My favourite part of the book was in fact the Exercises for the Reader in the back of the book. Even before reading a few of the sections I enjoyed the thoughtful process of completing the exercises. In fact, I may have gained more from the reading having completed the complementary exercises.
My conclusion – After spending this past fortnight reading about spending and consumer culture I have decided to let my enjoyment of Charity Shopping be. I don’t take everything that tickles my fancy home, I take my trifles to the shops to become treasures to another and I get a great deal of enjoyment browsing and hunting and taking home treasures for myself and my family.

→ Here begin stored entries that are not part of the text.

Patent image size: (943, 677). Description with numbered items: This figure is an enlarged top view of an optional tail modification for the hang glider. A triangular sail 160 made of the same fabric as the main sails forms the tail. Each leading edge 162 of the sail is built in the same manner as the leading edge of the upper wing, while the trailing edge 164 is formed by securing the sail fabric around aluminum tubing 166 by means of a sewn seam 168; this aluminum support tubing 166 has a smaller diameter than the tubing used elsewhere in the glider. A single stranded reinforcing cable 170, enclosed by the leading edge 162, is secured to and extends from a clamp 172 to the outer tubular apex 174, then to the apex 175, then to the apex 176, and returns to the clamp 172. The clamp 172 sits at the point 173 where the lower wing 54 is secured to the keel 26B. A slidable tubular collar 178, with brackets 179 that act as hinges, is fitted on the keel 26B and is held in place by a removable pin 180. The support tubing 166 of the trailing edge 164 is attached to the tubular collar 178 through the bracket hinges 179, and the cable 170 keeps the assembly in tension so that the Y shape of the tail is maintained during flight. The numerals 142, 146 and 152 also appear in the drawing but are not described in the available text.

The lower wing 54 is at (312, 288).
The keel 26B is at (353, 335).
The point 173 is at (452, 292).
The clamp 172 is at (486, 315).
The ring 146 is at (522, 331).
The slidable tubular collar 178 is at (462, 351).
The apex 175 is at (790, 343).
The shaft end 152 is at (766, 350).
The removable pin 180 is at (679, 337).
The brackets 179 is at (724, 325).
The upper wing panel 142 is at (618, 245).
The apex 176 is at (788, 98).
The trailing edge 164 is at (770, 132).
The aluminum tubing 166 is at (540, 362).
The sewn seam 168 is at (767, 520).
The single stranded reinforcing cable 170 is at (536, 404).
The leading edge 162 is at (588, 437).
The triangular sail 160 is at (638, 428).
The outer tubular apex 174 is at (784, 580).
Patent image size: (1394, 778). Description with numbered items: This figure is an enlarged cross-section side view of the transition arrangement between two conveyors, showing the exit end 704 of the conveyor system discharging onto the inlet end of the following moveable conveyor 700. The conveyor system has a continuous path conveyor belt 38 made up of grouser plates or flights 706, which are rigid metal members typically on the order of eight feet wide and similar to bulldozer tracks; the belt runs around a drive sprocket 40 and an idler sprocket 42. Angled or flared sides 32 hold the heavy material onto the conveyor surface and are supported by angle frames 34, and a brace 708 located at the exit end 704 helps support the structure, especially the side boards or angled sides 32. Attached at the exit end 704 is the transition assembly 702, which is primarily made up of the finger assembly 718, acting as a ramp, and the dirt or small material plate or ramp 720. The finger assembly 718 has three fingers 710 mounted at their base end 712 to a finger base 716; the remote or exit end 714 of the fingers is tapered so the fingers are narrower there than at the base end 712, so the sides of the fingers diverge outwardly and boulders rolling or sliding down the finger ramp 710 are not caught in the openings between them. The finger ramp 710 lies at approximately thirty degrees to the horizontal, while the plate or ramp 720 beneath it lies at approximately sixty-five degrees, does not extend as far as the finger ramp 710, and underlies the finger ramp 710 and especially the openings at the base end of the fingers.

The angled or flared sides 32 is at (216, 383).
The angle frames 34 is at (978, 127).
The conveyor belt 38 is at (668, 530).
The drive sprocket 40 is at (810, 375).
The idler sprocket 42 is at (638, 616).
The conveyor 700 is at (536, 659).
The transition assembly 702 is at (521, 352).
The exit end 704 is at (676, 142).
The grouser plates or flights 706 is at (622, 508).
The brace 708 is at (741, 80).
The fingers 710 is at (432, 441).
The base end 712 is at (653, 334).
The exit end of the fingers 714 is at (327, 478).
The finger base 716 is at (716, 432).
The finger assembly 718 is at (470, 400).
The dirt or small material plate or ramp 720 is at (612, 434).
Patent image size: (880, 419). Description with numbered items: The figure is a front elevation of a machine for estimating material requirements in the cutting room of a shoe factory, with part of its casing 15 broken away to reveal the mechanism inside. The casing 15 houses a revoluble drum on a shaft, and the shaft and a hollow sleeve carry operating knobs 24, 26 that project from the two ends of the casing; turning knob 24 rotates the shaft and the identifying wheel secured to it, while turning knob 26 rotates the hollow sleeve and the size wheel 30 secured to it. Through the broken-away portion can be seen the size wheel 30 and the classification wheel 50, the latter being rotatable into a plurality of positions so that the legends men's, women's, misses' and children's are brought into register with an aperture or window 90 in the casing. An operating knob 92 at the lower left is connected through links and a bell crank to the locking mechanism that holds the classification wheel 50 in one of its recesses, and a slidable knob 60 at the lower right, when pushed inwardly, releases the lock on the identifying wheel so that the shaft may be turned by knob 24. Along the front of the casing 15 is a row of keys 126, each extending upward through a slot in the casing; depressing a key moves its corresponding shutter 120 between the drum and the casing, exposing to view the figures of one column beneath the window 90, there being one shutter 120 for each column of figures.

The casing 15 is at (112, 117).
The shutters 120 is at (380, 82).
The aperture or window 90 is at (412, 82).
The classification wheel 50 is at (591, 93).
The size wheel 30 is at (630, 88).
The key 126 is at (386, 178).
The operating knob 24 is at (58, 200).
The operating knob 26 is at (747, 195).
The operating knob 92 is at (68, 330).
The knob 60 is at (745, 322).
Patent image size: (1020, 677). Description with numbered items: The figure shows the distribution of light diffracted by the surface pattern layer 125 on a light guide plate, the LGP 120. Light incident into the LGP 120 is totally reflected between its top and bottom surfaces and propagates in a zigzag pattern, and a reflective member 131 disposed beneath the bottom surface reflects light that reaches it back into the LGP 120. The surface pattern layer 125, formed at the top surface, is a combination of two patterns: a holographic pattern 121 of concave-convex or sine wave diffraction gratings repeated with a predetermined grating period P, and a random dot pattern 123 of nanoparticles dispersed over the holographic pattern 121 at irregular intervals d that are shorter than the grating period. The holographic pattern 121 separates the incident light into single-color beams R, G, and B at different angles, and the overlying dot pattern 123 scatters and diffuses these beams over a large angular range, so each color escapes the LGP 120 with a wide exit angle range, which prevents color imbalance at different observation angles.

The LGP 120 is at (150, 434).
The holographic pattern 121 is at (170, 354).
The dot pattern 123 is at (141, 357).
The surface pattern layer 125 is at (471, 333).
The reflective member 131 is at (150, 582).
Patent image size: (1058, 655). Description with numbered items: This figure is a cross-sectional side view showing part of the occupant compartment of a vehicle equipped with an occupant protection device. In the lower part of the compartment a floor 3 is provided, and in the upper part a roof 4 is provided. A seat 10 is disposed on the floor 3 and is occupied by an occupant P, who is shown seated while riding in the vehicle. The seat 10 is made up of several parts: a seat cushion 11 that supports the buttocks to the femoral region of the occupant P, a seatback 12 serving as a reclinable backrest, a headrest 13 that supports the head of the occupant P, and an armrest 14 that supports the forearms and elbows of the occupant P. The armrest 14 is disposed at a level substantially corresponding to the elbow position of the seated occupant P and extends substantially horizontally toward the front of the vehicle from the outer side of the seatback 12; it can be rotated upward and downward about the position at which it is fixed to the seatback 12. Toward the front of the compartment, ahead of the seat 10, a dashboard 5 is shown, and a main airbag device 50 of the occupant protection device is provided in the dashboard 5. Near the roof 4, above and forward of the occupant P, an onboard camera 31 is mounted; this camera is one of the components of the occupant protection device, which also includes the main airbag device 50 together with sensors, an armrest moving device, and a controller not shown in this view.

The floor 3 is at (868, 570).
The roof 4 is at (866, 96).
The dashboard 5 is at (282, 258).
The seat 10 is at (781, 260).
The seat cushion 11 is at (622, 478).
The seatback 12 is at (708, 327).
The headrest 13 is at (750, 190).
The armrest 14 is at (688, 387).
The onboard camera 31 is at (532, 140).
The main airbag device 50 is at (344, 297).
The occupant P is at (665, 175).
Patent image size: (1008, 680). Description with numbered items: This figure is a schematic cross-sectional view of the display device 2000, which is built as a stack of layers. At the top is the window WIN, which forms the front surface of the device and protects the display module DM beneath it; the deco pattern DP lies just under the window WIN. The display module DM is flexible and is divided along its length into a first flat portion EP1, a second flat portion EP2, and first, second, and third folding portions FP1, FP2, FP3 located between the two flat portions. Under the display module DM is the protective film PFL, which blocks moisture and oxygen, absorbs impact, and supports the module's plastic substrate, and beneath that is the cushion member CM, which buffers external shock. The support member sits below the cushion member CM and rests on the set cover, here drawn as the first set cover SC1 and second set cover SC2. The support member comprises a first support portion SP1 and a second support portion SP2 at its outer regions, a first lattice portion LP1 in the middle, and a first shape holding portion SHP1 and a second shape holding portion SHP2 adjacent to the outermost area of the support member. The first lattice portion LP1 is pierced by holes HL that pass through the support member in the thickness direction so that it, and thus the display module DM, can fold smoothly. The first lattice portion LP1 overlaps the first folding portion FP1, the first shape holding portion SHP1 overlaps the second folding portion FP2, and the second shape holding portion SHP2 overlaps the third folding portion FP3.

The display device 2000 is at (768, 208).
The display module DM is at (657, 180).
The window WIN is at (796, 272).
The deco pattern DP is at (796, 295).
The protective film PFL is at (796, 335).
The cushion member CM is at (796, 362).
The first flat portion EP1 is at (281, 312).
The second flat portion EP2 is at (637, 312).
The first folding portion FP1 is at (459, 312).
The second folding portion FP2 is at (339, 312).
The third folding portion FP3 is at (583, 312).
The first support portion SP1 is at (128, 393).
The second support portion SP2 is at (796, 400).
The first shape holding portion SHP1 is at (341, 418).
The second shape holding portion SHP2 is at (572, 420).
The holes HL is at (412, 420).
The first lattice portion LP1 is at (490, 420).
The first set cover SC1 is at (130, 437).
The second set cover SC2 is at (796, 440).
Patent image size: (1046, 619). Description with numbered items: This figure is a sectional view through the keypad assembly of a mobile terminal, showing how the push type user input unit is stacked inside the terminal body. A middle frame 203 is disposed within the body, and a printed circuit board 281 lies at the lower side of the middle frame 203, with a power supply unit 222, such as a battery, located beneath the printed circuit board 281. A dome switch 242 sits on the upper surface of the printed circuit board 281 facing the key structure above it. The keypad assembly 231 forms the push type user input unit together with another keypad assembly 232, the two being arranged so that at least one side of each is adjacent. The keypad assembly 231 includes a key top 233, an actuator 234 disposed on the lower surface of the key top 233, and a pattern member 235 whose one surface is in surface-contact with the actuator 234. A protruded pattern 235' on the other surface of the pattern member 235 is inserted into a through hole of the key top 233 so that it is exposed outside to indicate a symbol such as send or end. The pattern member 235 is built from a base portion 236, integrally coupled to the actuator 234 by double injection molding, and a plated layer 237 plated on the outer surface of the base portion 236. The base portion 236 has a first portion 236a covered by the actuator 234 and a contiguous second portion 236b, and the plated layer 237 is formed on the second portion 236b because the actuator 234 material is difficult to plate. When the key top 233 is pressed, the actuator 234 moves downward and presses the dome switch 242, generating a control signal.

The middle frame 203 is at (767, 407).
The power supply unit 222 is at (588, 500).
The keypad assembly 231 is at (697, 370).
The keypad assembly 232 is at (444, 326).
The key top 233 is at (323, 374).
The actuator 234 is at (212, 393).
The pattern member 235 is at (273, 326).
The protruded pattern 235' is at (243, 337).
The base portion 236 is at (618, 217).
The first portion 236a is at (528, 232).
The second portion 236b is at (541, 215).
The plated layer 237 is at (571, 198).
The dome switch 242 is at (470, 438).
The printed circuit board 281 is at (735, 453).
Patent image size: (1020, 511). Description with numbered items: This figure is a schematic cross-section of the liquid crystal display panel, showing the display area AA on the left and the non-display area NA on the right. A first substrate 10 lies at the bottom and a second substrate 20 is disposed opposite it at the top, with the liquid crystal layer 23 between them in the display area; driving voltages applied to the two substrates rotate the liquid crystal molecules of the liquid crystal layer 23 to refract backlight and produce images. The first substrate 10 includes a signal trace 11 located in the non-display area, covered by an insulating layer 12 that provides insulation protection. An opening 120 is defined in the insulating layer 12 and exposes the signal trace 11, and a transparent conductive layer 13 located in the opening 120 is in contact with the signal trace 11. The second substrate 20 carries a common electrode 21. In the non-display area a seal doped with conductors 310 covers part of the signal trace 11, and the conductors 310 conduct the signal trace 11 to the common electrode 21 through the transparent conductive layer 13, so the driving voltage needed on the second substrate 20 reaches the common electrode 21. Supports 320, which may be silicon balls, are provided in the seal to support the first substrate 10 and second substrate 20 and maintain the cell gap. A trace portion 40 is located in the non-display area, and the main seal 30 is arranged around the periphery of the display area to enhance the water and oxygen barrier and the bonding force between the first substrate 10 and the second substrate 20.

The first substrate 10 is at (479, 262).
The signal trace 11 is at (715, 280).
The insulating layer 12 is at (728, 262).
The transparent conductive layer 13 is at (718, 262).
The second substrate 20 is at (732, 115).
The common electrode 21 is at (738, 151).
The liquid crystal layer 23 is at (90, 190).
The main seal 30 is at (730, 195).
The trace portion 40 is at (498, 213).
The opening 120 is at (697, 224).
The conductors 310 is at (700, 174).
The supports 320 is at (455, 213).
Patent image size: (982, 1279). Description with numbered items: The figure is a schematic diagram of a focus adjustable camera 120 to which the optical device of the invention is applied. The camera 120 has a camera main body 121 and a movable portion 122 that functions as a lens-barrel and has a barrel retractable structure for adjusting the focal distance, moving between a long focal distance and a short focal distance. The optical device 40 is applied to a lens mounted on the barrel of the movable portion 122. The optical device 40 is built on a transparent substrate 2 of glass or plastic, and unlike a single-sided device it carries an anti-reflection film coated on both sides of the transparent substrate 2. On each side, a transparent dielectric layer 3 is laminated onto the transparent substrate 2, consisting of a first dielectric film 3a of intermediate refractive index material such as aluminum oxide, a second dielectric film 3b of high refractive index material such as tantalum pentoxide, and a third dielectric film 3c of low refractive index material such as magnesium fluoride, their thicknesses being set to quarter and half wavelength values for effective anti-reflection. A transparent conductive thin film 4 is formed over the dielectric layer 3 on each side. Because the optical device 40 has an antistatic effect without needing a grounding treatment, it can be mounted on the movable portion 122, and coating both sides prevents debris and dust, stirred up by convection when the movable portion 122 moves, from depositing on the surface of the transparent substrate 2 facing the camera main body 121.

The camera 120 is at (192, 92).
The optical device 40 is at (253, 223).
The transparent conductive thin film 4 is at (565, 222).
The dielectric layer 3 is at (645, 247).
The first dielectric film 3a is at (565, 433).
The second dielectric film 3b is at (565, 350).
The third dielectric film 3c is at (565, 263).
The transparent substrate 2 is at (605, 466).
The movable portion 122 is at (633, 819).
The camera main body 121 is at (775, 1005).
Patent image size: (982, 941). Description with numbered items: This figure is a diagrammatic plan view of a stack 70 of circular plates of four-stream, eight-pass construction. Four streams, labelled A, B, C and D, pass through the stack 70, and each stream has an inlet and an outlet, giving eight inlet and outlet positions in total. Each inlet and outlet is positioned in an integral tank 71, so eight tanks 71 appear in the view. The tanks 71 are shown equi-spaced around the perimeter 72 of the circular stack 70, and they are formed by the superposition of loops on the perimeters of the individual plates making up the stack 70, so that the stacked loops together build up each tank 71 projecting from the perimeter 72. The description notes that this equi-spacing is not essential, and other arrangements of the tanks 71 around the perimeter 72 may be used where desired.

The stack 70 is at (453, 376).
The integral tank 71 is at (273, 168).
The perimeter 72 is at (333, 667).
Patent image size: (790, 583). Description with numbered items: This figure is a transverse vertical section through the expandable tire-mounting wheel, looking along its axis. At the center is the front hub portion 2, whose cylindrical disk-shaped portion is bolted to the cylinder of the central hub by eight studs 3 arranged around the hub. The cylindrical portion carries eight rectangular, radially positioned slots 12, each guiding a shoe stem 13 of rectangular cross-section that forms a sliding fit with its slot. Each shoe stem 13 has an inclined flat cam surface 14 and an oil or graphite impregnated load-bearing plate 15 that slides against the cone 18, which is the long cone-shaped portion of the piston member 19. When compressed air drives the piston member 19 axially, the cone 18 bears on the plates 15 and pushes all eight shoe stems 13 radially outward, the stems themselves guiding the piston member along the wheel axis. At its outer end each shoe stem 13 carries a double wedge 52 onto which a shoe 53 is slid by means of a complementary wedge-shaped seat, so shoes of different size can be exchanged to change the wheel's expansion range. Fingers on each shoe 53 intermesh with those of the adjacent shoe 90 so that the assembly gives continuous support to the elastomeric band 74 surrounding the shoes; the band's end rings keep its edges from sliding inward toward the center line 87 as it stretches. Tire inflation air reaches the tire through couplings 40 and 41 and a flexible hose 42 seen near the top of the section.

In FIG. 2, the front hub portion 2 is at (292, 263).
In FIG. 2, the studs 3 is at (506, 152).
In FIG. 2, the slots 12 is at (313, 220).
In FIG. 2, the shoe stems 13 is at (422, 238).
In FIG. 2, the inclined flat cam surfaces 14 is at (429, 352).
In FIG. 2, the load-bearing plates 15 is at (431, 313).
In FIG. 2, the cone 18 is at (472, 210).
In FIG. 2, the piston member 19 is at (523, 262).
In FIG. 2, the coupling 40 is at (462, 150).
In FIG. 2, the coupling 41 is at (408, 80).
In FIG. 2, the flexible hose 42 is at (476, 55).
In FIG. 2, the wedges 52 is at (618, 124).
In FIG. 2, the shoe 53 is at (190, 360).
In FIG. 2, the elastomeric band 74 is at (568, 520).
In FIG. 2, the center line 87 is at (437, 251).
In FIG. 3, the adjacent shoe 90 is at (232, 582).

As a charity shopper and donor I understand the need to go through periods of seeking out treasures with fervour and then purging the home of items destined to be treasures discovered by another. This balance between our possession inbox and outbox was being mirrored in the more creative side of my life. While I am enjoying my new web based identity through my Trifles & Treasures blog, Facebook page and Instagram presence it is proving a more challenging endeavour than I originally thought. And it obviously requires me to be creating creative output and I realized that I was going through a period of craving input.
My new challenge is finding a better balance between input and output on a more regular basis. My first specific goal to try and help me with this balance is to continue with “What I read this fortnight” looking at topics that keep me engaged about the charity shopping lifestyle.
Happy (perhaps guilt free?) hunting everyone.